収入印紙の貼り忘れ・消印漏れによる過怠税
課税文書に必要な収入印紙を貼らなかった場合や、貼った印紙を所定の方法で消さなかった場合、過怠税が課されます。印紙を貼らなかった場合、原則として本来の印紙税額とその2倍に相当する金額の合計、つまり印紙税額の3倍の過怠税が課されることがあります。税務調査を予知していない段階で自主的に申し出た場合、過怠税が印紙税額の1.1倍に軽減されることがあります。

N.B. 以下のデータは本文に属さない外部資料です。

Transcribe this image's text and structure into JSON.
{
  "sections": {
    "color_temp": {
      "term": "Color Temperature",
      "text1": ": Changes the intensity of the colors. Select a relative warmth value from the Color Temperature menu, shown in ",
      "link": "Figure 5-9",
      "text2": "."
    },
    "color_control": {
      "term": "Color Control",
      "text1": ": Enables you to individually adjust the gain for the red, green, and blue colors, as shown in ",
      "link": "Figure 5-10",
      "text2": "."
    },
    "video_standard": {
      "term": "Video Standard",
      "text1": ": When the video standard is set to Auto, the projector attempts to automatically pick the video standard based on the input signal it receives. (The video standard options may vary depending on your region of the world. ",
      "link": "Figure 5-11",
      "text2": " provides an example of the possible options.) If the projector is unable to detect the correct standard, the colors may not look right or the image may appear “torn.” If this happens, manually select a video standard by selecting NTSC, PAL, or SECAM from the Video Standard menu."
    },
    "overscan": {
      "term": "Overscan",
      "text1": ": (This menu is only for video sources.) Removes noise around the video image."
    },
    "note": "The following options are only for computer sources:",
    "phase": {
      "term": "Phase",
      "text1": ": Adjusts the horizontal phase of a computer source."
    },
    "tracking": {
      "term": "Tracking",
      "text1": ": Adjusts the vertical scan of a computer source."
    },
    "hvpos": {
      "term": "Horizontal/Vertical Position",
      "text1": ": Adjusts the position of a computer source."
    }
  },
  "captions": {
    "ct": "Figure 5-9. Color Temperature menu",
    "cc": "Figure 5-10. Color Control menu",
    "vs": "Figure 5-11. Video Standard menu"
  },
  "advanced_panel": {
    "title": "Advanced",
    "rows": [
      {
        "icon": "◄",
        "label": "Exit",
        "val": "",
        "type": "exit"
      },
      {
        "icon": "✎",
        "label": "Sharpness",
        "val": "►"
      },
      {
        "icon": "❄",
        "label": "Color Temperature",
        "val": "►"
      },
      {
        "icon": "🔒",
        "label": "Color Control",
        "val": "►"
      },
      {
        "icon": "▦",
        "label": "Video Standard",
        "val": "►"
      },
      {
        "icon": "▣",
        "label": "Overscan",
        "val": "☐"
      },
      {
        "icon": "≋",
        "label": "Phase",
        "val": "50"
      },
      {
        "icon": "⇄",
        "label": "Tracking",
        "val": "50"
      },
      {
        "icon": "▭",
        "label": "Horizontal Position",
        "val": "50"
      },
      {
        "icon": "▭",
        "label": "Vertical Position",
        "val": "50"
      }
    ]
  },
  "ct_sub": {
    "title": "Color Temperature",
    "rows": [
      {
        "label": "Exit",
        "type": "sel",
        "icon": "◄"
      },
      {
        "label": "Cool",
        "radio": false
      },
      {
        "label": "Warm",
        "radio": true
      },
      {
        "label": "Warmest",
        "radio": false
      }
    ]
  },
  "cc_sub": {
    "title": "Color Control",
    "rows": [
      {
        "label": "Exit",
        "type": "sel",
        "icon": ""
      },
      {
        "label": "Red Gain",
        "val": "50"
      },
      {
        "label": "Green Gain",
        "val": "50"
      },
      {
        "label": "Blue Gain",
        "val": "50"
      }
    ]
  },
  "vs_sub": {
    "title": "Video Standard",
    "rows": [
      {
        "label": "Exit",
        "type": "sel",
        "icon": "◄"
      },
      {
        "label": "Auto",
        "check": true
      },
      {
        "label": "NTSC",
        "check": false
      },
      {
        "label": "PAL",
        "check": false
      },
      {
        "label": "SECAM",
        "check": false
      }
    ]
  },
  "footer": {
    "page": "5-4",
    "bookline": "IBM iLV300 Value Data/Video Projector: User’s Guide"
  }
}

売り手としては、印紙の貼り忘れが、本来より重い負担につながる点に注意することが重要です。どの文書に印紙が必要かを確認し、貼り忘れを防ぐことが重要です。
印紙税・契約関連費用の負担者の取り決め
印紙税を売り手と買い手のどちらが負担するかは、当事者間の取り決めによります。契約書を2通作成する場合、それぞれが保管する1通分の印紙税を各自で負担することもありますが、負担方法は当事者間で取り決める必要があります。負担の仕方を明確にしておかないと、後で認識のずれが生じることがあります。
売り手としては、印紙税を含む費用の負担を、取引条件の一部として取り決めておくことが重要です。印紙税、専門家費用、登記費用、振込手数料などの負担を曖昧にしたまま進めると、想定より手取りが減る場合があります。
印紙税を含め、M&Aにかかる税金や費用は、手法の選び方によって変わります。M&Aにかかる税金・費用の全体像については、以下の記事でも詳しく解説しています。
まとめ
印紙税とは、契約書などの課税文書を作成した際にかかる税金です。M&Aでは、株式譲渡契約書には原則としてかからないと整理される一方、事業譲渡契約書、合併契約書、吸収分割契約書、新設分割計画書などにはかかる場合があります。用いる手法によって、印紙税の負担は変わります。
特に売り手にとっては、以下のような論点を踏まえたうえで進めることが重要です。
- 自社のM&Aで、どの契約書に印紙税がかかるかを確認すること
- 電子契約のみで完結する場合など、印紙税を抑えられる場合があること
- 印紙の貼り忘れ・消印漏れによる過怠税に注意すること
- 印紙税を含む費用の負担者を、取引条件として取り決めること
印紙税は、一つひとつは小さく見えても、手法、契約書の作成通数、費用負担の取り決めによっては、売り手の手取りに影響します。電子契約の利用、作成通数の調整、記載金額の確認などにより、適法な範囲で負担を抑えられる場合があります。
納得のいくM&Aを実現するためには、早い段階から売り手の立場で支援できる専門家と連携し、税金や費用を含めて手取りを見据えた準備を進めていくことが、よりよい結果につながりやすくなります。